Berulang Kali Ganti Pemilik
Abdul Hamid ternyata justru menjual kembali lahan tersebut kepada Kayat dan Kayat memecah sertifikat tersebut menjadi empat bidang dengan nomor SHM 704, 705, 706 dan 707.
Kayat kemudian melepas dengan SHM nomor 704 dan 705 ke Toenggoel Paraon Siagian. Sedangkan SHM 706 dan 707 dijual secara acak.
Setelah berulang kali berganti nama pemilik, Mimi kemudian menggugat semua pemilik. Dari gugatan ini diketahui bahwa transaksi jual beli lahan antara Djuju dan Abdul Hamid bermasalah.
Djuju membatalkan sepihak jual beli lahan setelah Abdul Hamid gagal membayar keseluruhan nilai lahan. Gugatan yang diajukan Mimi bermodalkan Akta Jual Beli (AJB) antara Djuju dan Abdul Hamid.
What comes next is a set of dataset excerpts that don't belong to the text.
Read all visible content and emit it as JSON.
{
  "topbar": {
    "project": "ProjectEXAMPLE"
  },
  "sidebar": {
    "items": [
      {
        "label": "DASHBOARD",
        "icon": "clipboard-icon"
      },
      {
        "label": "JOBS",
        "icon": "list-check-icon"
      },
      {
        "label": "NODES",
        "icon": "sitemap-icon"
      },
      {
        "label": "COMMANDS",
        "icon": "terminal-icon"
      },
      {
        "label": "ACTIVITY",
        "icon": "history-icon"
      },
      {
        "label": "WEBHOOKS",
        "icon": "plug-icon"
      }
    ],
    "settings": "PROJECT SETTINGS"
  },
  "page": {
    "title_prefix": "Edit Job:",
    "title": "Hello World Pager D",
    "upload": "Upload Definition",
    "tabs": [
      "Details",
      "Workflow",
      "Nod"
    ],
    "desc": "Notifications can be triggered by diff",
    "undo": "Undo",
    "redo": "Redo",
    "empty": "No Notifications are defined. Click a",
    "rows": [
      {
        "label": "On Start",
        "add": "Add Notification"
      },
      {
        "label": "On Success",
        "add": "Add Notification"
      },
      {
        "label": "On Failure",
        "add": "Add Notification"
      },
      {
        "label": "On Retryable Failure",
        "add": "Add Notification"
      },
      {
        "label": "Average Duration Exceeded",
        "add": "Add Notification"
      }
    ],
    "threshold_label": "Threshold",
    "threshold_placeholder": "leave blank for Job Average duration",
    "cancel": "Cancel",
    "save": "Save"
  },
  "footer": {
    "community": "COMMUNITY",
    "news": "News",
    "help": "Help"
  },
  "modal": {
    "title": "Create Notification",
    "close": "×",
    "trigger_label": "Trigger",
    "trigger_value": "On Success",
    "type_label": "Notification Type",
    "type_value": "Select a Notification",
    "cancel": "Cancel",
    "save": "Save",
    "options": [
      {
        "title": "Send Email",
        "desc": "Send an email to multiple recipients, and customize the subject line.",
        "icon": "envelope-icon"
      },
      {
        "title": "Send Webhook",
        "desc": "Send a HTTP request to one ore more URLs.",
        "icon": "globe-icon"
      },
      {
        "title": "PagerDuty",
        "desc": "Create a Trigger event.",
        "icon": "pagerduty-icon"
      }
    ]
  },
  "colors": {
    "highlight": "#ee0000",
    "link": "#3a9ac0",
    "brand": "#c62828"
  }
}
Pada tahun 2019, Toenggoel menjual lahan SHM 705 ke Bari setelah mengetahui pihak Mimi mengajukan eksekusi pengosongan lahan pada 2018.
Dari pembelian lahan ini, nama pemilik SHM 705 berganti dari Toenggoel menjadi atas nama Bari. Pembelian ini yang kemudian menghasilkan bangunan yang kini berdiri sebagai perumahan Cluster Setia Mekar Residence 2.
Selain cluster, terdapat pula tiga bidang tanah lain yang dieksekusi pengadilan, antara lain SHM dengan nomor 704, 706, dan 707.